Chapter # 4 Paragraph # 2 Study # 5
Lincolnton, NC
October 25, 2005
(171)
1769 Translation:
13 For the promise, that he should be the heir of the world, was not to Abraham, or to his seed, through the law, but through the righteousness of faith.
1901 ASV Translation:
13 For not through the law was the promise to Abraham or to his seed that he should be heir of the world, but through the righteousness of faith.
Notes:
- I. Paul's Insistence on the Fundamental Nature of the Foundations of Promise.
- A. Paul's meaning of "through law".
- 1. The phrase [dia plus the genitive/ablative] indicates that Paul is thinking of the actual agent of the accomplishment of the task.
- 2. He is dealing with the question of "exactly" what it is that enables the promise to be fulfilled.
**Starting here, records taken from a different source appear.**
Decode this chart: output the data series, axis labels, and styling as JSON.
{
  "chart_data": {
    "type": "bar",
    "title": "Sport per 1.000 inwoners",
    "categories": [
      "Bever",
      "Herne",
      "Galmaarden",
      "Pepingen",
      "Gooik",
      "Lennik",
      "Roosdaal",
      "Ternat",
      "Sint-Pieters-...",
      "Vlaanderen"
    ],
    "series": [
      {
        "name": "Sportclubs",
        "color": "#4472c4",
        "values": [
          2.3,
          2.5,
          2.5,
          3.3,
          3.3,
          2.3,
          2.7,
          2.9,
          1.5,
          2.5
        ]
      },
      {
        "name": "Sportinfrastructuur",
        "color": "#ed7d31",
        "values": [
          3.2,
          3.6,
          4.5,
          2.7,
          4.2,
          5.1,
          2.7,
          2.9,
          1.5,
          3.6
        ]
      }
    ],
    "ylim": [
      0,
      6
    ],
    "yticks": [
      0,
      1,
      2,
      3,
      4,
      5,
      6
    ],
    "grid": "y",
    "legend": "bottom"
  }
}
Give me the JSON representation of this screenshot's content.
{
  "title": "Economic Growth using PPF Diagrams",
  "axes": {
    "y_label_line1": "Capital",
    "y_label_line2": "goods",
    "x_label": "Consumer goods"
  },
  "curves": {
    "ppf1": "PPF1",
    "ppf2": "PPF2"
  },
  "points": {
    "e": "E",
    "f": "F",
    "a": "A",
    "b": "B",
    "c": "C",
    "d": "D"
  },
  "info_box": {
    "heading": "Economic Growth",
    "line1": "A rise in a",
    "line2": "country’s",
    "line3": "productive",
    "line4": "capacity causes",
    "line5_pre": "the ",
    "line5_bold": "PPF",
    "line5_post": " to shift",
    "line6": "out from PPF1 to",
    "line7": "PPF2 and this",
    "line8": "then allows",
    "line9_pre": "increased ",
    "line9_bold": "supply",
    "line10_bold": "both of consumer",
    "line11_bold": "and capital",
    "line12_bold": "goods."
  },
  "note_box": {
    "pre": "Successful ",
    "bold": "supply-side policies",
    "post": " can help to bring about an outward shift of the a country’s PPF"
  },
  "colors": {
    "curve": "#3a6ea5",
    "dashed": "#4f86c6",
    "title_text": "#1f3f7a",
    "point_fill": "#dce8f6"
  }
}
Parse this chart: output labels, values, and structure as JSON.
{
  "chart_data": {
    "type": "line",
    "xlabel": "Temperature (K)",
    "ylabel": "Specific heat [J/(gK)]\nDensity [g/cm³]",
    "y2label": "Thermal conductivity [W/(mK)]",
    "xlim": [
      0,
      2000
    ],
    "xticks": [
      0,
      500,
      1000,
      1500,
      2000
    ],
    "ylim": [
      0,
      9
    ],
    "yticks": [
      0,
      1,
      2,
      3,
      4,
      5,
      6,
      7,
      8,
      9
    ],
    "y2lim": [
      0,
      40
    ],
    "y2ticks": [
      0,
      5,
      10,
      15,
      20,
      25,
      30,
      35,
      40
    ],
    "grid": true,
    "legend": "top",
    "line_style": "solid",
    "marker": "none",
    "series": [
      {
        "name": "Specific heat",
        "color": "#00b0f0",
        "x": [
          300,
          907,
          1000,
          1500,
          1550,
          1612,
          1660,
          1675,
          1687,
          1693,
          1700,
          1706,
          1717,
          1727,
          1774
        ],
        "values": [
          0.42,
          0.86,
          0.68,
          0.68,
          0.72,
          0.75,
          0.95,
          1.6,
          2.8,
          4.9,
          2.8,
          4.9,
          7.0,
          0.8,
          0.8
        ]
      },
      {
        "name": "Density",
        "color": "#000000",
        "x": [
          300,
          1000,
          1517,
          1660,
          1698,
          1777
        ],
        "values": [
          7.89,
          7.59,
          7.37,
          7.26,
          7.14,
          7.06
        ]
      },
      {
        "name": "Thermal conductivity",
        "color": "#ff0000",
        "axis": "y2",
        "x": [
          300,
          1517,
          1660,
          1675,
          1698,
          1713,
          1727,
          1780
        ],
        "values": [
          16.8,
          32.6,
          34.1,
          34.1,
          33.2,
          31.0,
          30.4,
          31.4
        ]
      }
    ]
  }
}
- 3. Thus, if the promise is fulfilled through the agency of "law", the fulfillment is rooted in man's performance of divine requirements: the righteousness that is by the law. God is, by this thinking, permitted to give man blessing because man is deserving of it, having entered into a reciprocal behavior agreement with God.
- B. The problem Paul faces.
- 1. The imposition of circumcision upon Abraham, with its requirement that any who was not circumcised was to be cut off from his people, is an indisputable reality. This looks like the imposition of "law". It looks like Abraham gets the land through circumcision.
- 2. Paul is not denying the facts of the case.
- 3. Paul is denying the "looks" of those facts when they are understood to be the foundation of the promise.
- a. If "circumcision" qualifies a man to be an heir of the land promise, then he must be given the land because he is circumcised.
- b. If a man must be given the land because he is circumcised, it does not matter what his attitude is, nor does it matter whether he "believes". All that matters is whether he is circumcised.
- c. Paul's argument has been that Abraham was "justified" (put into a condition that would allow a just God to bless him) by faith, not performance. Thus, it makes all the difference in the world whether the land will be given to a man because he is "justified" or because he is "circumcised". Paul adamantly refuses to accept the idea that an "unjustified" man will be blessed by God on the basis of the man's behavior. Thus the issue is not whether a man has "obeyed" God's command, but whether he has "believed" God's promise.
- d. Paul's argument, thus far, has been that "circumcision" was initially given to a man who was already justified. This means that the association of the "land promise" with circumcision is a post-faith association that rests upon the fact of an already accomplished justification. In other words, God can "impose" circumcision upon a "believer" because they are now in a reconciled relationship without reverting to "law" as the foundational principle. The issues of "imposition" upon "believers" are not the same issues of the imposition of law upon non-believers.
- 1) The fundamental issue of law is "do this in order to obtain My favor." The bottom line in "law" is two-fold: man's basic ability to "do this" (if man has "fallen short of the glory of God", how can he act out of that glory?); and, man's penchant for "doing" in order to obtain "praise" ("doing to obtain praise" is evil at the heart of it so that "doing" to "be worthy" of divine favor cannot possibly lead to reconciliation).
- 2) The fundamental issue of love is "do this so that our relationship can progress into a greater experience of life." The bottom line here is man's renewed abilities as a creature reconciled to God so that the glory of God is available for his efforts, and a restoration of love as the motivation for action. Reconciled man does not seek "praise", but "cooperative harmony with his Redeemer".
- C. The problem Paul's opponents face.
- 1. They wish to have "fulfillment" on the basis of their "obedience" so that they may boast.
- 2. They cannot get around the problem: the law cuts two ways. If "blessing" is by law, "cursing" is by transgression of law. If "cursing" is by transgression of law, none can be "blessed" because all have transgressed. By this undeniable fact (that all have transgressed) "faith" is made void and the promise has been rendered totally ineffectual. To what end is a "promise" that has no fulfillment?
- D. Paul's Solution.
- 1. For Paul, the fulfillment of any "promise" is up to the one making the promise.
- a. In "law" the fulfillment of any desire for blessedness is up to the one desiring it.
- b. In "promise" the blessedness comes not from the one desiring blessing, but from the One extending blessing.
- 2. For Paul, the requirement of "circumcision" is a "requirement" upon a "believer" who has been restored to harmony with God so that there is no "wrath" in the requirement. There is only a progression into blessedness.